Cubic inequality $x^3-bx^2+1>0$

Question

$$x^3-bx^2+1>0,$$

in which $b \in \mathbb{R}$. Is there a way to solve this? Thanks in advance.

Answer 1

This is just a partial answer. Assume you know the solutions of the cubic equation $$x^3-bx^2+1=0.$$

We will label the solutions as $x_1$, $x_2$ and $x_3$.

Then by the theorem of Vieta, we know that the left-hand side of the inequality can be written as

$$(x-x_1)(x-x_2)(x-x_3)>0.$$

Each term in the product can have positive and negative signs. The product of three numbers is positive if all individual terms are positive or if exactly two are negative.

In the case of complex conjugate roots, the left-hand side can be written as

$$(x-x_1)(x^2+\alpha x+\beta)>0.$$

In this case, the quadratic always has the same sign (it should be positive), because the quadratic doesn't have real roots. Hence, $(x-x_1)>0$ must be valid.

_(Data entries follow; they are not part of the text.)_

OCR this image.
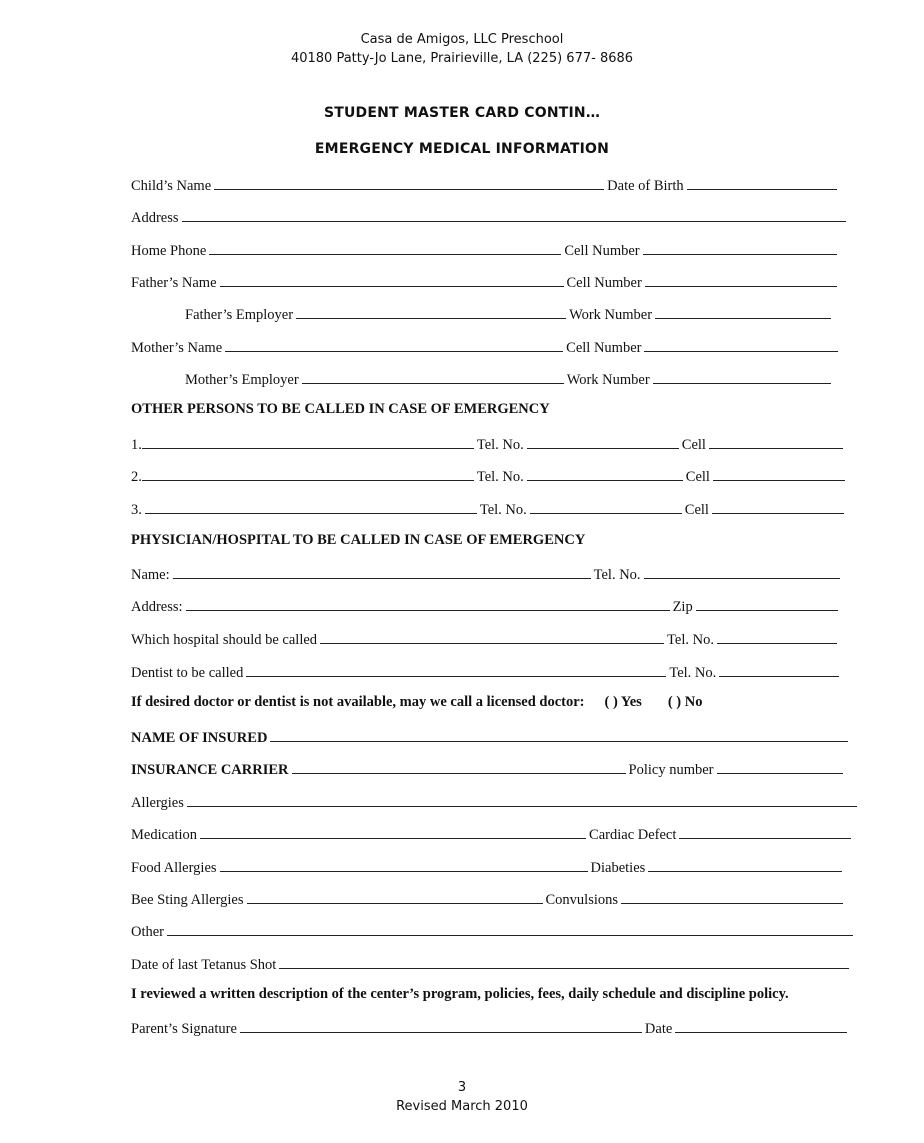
Casa de Amigos, LLC Preschool
40180 Patty-Jo Lane, Prairieville, LA (225) 677- 8686
STUDENT MASTER CARD CONTIN…
EMERGENCY MEDICAL INFORMATION
Child’s Name	Date of Birth
Address
Home Phone	Cell Number
Father’s Name	Cell Number
Father’s Employer	Work Number
Mother’s Name	Cell Number
Mother’s Employer	Work Number
OTHER PERSONS TO BE CALLED IN CASE OF EMERGENCY
1.	Tel. No.	Cell
2.	Tel. No.	Cell
3.	Tel. No.	Cell
PHYSICIAN/HOSPITAL TO BE CALLED IN CASE OF EMERGENCY
Name:	Tel. No.
Address:	Zip
Which hospital should be called	Tel. No.
Dentist to be called	Tel. No.
If desired doctor or dentist is not available, may we call a licensed doctor: ( ) Yes ( ) No
NAME OF INSURED
INSURANCE CARRIER	Policy number
Allergies
Medication	Cardiac Defect
Food Allergies	Diabeties
Bee Sting Allergies	Convulsions
Other
Date of last Tetanus Shot
I reviewed a written description of the center’s program, policies, fees, daily schedule and discipline policy.
Parent’s Signature	Date
3
Revised March 2010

The problem is that the solutions of the cubic are not trivial expressions in $b$.

Answer 2

It is helpful to look at the extrema. You have $$ f(x) = x^3-bx^2+1 $$ and extrema at $$ 0 = f'(x) = x(3x- 2b)$$ so extrema are at $x=0$ and $x=2b/3$ with values $f(0) = 1$ and $f(2b/3) = 1- 4/27 b^3$. Hence you know that both extrema have values $> 0$ iff $b < 3/\sqrt[3]{4} \simeq 1.89$ and in this case, $f(x) \ge 0$ will hold for all $x > x_n$ where $x_n <0$ is the only root of $f(x)$.

If $b = 3/\sqrt[3]{4} \simeq 1.89$ there will be 2 real roots and you have the same solution as above, with additionally $f(x) = 0$ at $x = 2b/3 = 2/\sqrt[3]{4} \simeq 1.26$.

Conversely, iff $b > 3/\sqrt[3]{4} \simeq 1.89$ there will be 3 real roots and $f(x) \ge 0$ will be split: it will hold for two intervals: for $x > q$ where $q > 2b/3 > 2/\sqrt[3]{4} \simeq 1.26$, and for $x_n < x < r$ where $x_n <0$ and $ 0 <r < 2b/3$. Here, $x_n, q, r$ are the three roots of $f(x)$.